此时nextoffset大于maxnextoffset了。

再申请

nextoffset 的值比 maxnextoffset 的大, 表示尾部已经没有多余的新的未使用过的空间可以使用了, 并且目前情况下当前的pool是满的了, 所以freeblock变成了一个空指针

因为pool已经满了, 我们需要把pool从usedpools全局变量管理的双向链表中移除。本例中这个pool的block都是8字节,所以这个pool本来位于usedpools[0]usedpools[1]维护的一条双链表中。

在pool中释放block的核心代码如下:

    block *lastfree = pool->freeblock;
    *(block **)p = lastfree;
    pool->freeblock = (block *)p;
    pool->ref.count--;

其实就是把要释放的内存,插入到freeblock指向的单链表中的头部。
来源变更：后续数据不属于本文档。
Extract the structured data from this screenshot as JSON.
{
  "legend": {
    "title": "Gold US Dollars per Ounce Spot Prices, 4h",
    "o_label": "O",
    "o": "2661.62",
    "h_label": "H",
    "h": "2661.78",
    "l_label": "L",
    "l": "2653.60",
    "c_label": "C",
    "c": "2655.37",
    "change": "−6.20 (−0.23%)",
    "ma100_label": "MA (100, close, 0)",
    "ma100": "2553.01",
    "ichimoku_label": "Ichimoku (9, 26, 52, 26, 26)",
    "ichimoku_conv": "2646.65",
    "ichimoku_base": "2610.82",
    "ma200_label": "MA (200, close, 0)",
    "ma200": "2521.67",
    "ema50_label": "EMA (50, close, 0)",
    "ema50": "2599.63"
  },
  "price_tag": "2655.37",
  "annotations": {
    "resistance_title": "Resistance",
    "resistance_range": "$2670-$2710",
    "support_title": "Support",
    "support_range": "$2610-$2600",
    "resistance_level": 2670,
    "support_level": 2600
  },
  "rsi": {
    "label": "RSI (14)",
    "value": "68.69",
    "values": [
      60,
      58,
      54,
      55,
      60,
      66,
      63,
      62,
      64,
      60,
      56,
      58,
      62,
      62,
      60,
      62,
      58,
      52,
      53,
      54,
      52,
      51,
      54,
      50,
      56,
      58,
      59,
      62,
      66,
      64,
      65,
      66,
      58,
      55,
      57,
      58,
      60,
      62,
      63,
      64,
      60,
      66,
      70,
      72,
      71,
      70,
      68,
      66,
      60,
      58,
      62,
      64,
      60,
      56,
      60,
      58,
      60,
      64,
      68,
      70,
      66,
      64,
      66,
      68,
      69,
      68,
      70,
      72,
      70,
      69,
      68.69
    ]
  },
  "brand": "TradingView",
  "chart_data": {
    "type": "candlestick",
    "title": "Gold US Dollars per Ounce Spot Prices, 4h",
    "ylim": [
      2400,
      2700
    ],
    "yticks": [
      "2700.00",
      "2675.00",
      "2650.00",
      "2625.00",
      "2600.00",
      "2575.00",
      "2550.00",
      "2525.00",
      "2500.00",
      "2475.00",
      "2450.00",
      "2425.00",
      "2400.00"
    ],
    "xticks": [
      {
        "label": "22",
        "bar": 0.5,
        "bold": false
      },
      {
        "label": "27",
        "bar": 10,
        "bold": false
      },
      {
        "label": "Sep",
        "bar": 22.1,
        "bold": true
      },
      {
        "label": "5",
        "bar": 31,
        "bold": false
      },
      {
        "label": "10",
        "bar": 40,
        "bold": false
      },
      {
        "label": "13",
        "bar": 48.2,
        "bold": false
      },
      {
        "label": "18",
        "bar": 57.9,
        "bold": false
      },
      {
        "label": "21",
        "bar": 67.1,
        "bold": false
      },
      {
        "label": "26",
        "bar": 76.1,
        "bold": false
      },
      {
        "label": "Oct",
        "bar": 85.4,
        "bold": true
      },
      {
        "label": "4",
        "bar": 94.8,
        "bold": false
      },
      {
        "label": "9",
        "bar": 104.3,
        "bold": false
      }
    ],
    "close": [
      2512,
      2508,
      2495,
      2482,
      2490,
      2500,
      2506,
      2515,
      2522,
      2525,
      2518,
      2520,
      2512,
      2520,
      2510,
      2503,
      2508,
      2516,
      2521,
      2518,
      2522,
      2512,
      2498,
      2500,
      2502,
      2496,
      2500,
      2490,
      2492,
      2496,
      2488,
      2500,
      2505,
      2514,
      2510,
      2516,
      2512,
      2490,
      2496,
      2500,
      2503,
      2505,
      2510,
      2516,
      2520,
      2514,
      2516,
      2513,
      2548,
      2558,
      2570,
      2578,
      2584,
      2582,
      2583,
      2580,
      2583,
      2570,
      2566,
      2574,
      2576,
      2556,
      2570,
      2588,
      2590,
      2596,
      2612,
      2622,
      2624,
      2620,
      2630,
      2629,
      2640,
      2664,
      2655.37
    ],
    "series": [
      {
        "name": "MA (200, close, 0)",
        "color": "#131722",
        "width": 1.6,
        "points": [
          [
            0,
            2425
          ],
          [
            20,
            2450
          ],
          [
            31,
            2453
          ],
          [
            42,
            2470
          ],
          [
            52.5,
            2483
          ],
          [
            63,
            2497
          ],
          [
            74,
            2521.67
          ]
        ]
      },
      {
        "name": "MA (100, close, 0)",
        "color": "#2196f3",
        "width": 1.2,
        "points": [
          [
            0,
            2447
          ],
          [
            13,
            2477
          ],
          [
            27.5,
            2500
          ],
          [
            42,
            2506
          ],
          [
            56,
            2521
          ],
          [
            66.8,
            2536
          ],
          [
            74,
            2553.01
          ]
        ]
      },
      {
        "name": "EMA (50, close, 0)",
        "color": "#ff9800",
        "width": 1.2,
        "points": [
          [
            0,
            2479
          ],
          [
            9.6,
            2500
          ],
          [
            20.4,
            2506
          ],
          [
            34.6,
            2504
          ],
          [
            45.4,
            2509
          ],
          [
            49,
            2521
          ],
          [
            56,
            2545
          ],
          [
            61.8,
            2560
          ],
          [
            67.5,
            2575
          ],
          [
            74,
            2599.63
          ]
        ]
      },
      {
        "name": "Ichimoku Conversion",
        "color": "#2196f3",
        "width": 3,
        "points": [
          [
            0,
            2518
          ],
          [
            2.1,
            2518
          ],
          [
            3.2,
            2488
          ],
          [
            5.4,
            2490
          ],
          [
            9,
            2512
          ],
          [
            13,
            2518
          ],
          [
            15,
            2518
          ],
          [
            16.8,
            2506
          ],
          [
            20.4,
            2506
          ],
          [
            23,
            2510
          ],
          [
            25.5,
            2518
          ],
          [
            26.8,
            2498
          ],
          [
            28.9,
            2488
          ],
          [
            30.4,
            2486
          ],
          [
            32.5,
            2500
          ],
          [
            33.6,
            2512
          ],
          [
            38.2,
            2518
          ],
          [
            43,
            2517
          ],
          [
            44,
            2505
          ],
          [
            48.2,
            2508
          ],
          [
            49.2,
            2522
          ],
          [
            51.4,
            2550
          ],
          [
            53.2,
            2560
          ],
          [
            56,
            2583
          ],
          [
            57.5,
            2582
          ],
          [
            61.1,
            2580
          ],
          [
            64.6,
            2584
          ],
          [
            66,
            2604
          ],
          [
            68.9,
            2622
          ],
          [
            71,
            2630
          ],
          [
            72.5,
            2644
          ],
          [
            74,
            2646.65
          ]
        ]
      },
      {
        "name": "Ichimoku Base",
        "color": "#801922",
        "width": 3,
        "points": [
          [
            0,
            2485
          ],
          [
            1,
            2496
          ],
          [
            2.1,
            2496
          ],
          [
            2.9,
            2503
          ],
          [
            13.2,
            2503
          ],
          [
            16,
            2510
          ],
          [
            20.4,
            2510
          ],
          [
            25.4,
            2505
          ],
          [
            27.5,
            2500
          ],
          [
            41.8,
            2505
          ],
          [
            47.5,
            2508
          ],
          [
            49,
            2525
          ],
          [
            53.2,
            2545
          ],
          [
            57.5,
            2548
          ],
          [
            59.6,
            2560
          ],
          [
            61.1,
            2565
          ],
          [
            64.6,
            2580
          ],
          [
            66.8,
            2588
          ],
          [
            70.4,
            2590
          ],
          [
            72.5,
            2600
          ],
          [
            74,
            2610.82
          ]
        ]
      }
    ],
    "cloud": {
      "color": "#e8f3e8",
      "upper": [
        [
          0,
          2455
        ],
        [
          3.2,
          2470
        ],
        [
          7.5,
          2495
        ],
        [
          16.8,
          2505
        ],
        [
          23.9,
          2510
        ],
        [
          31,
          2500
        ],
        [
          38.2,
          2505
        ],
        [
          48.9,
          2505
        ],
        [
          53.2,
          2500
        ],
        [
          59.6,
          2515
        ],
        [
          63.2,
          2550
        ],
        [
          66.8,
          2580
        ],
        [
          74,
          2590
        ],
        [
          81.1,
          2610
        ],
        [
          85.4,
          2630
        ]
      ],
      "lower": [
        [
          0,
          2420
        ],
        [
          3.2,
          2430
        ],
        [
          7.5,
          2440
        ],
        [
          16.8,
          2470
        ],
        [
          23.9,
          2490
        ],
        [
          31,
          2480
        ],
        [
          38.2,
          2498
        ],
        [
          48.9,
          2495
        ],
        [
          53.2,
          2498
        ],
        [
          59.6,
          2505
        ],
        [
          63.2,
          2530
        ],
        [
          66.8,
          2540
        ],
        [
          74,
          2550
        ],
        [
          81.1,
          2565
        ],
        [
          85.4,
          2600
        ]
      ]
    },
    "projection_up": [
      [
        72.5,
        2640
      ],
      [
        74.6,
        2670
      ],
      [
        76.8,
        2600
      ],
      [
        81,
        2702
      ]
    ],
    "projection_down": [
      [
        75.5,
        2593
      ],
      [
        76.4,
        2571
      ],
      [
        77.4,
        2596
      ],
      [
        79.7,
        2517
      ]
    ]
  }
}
链表每个节点都是没有用到的block,正好用来指向下一个空闲block的地址。

在满的 pool 中进行释放

释放如图位置的block。

step1,把内存块里第一个block的值设置为和 freeblock相同的值,图中因为是满的,所以设置为了NULL

step2, 让freeblock指向当前正在释放的block

减小ref.count的值

step3,检查pool释放内存之前是否是满的(通过检查当前正在释放的block是否空指针即可确定),如果是, 把pool重新链接到usedpools中并返回, 如果不是则跳转到 step4

step4

  • 检查当前arena中的所有的pools是否都为空的, 如果是的话, 释放整个arena

  • 如果这是arena中唯一的有空余空间的pool,把arena加回到 usable_arenas 列表中

  • usable_arenas进行排序, 确保更多空的pool的arena排在更后面

  • 释放block的pymalloc_free(void *ctx, void *p)源码

    // obmalloc.c
    
    /* Free a memory block allocated by pymalloc_alloc().
       Return 1 if it was freed.
       Return 0 if the block was not allocated by pymalloc_alloc(). */
    static inline int
    pymalloc_free(void *ctx, void *p)
    {
        assert(p != NULL);
    
    #ifdef WITH_VALGRIND
        if (UNLIKELY(running_on_valgrind > 0)) {
            return 0;
        }
    #endif
    
        poolp pool = POOL_ADDR(p);
        if (UNLIKELY(!address_in_range(p, pool))) {
            return 0;
        }
        /* We allocated this address. */
    
        /* Link p to the start of the pool's freeblock list.  Since         // 用过但释放了的block,在此收入freeblock单链表进行管理
         * the pool had at least the p block outstanding, the pool
         * wasn't empty (so it's already in a usedpools[] list, or
         * was full and is in no list -- it's not in the freeblocks
         * list in any case).
         */
        assert(pool->ref.count > 0);            /* else it was empty */
        block *lastfree = pool->freeblock;
        *(block **)p = lastfree;
        pool->freeblock = (block *)p;
        pool->ref.count--;
    
        if (UNLIKELY(lastfree == NULL)) {
            /* Pool was full, so doesn't currently live in any list:
             * link it to the front of the appropriate usedpools[] list.
             * This mimics LRU pool usage for new allocations and
             * targets optimal filling when several pools contain
             * blocks of the same size class.
             */
            insert_to_usedpool(pool);
            return 1;
        }
    
        /* freeblock wasn't NULL, so the pool wasn't full,
         * and the pool is in a usedpools[] list.
         */
        if (LIKELY(pool->ref.count != 0)) {
            /* pool isn't empty:  leave it in usedpools */
            return 1;
        }
    
        /* Pool is now empty:  unlink from usedpools, and
         * link to the front of freepools.  This ensures that
         * previously freed pools will be allocated later
         * (being not referenced, they are perhaps paged out).
         */
        insert_to_freepool(pool);
        return 1;
    }
    

    POOL_ADDR(p)的设计: 因为pool保证对齐到4KiB(定义了USE_LARGE_POOL时对齐到16KiB)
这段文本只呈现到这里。